Anche i buoni studi, già citati, del De Frenzi, del Trompeo e di Cesare Levi ebbero primo movente la ragione politica. Scrive il primo a commento dei versi di chiusa, dove Zandira, l’eroina, inneggia alla lealtà della propria gente e alla gloria di Venezia: "E il più veneziano dei veneziani che rivolge ai custodi gagliardi e devoti dell’"adriaco impero" una parola fervida di amore e di gratitudine: quello stesso tenace amore, quella gratitudine vicendevole che troveranno il loro segno perpetuo nell’invocazione disperata dei Dalmati dopo Campoformio: "Ti con nu, nu con ti". Nè i Dalmati possono ancor oggi desiderare un elogio più caloroso di quello che il Goldoni tessè delle loro virtù native". E il Trompeo alla sua critica aggiunge: "Non ci sarebbe altro da dire, se da questa mediocre "comédie larmoyante" non si levasse su, intera e schietta, la nobile immagine della Dalmazia veneta.
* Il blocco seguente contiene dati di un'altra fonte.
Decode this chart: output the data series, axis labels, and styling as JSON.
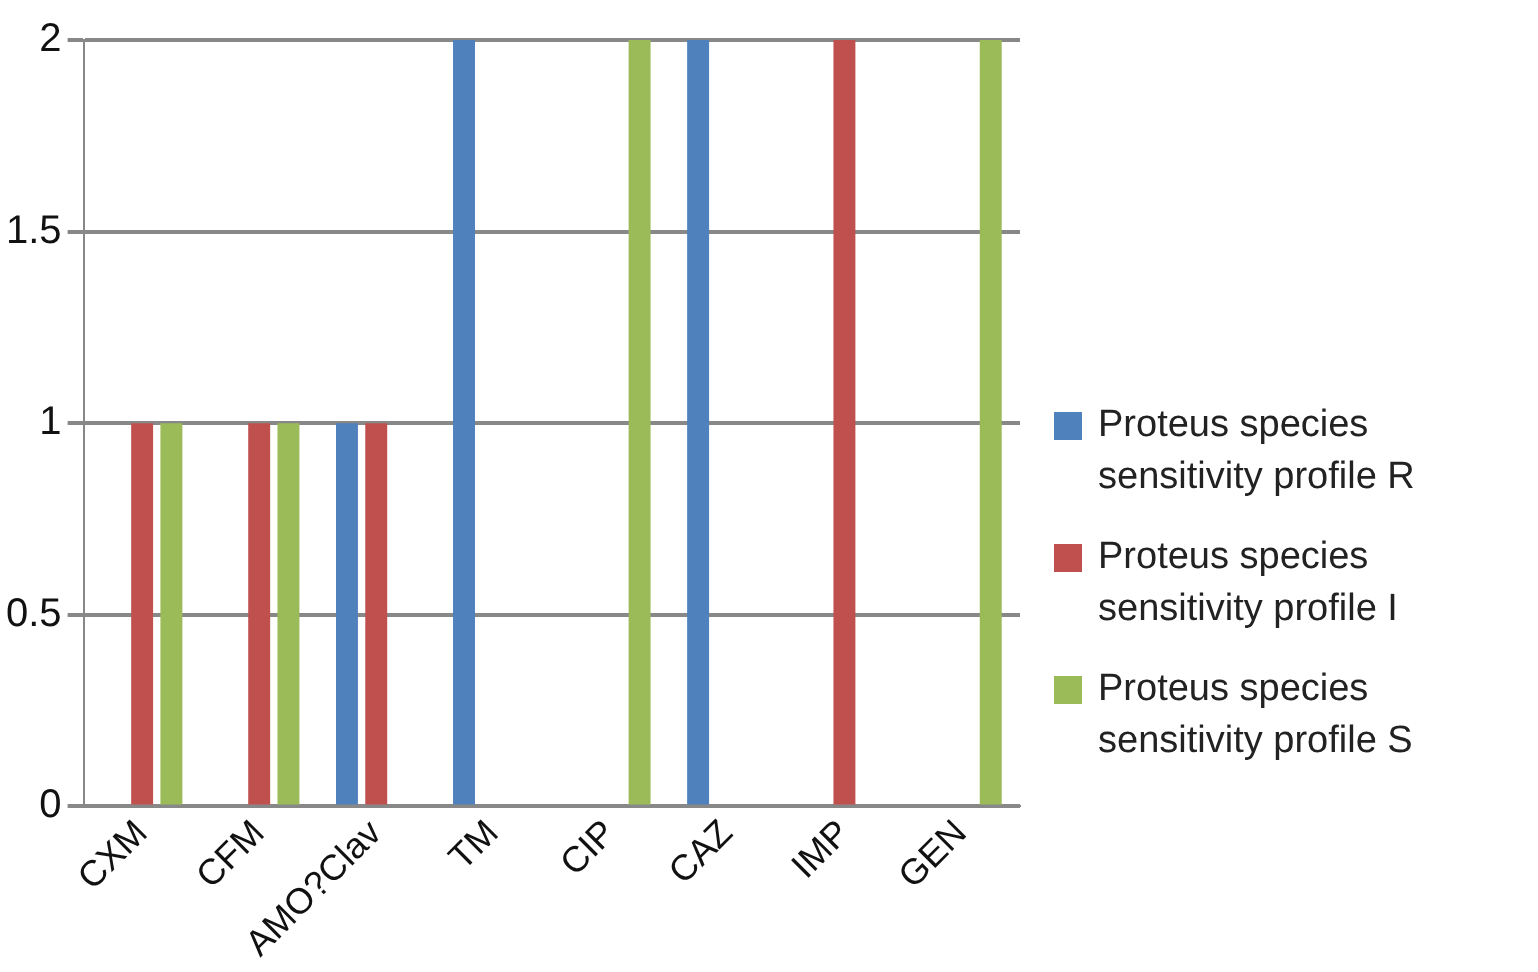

Storica dunque e non artistica è l’importanza della Dalmatina, e tanto più oggi E il suo studio conclude: "Non sarà stato inutile... aver ricordato che Dalmati e intendo parlare non già degl’Italiani di Dalmazia, ma degli Schiavoni proprio hanno una gentile ambasciatrice accreditata presso le nostre lettere e un valido patrono in Carlo Goldoni ". Cesare Levi, che la sua indagine estese a tutti i drammi ch’hanno dalmati tra i loro personaggi (art. cit.). notò che in essi, dal Goldoni al Dall’Ongaro (La Danae), sono messe nella luce migliore le qualità istintive della razza: ardimento che non indietreggia dinanzi alle più perigliose imprese, generosità di sentimenti e nobiltà di carattere, e sopratutto amore alla patria ed orgoglio di essere associata alla secolare gloria di Venezia.

E. M.



La Dalmatina usci la prima volta a Venezia nel 1763, nel tomo IX dell’edizione Pitteri, e fu ristampata l’anno stesso a Bologna (a S. Tomaso d’Aquino). Altre ristampe ebbe a Venezia stessa (Savioli, t. IX, 1773 e 1774; Zatta, cl. 3, t. VII, 1792), Torino (Guibert e Orgeas, t. IX, 1776), a Livorno (Masi, t. XXII, 1792), a Lucca (Bossignori, t. XXX, 1792) e forse altrove nel Settecento. La ristampa presente fu condotta, com’è naturale, sull’ed. Pitteri, ma si tenne pur conto delle principali edizioni posteriori.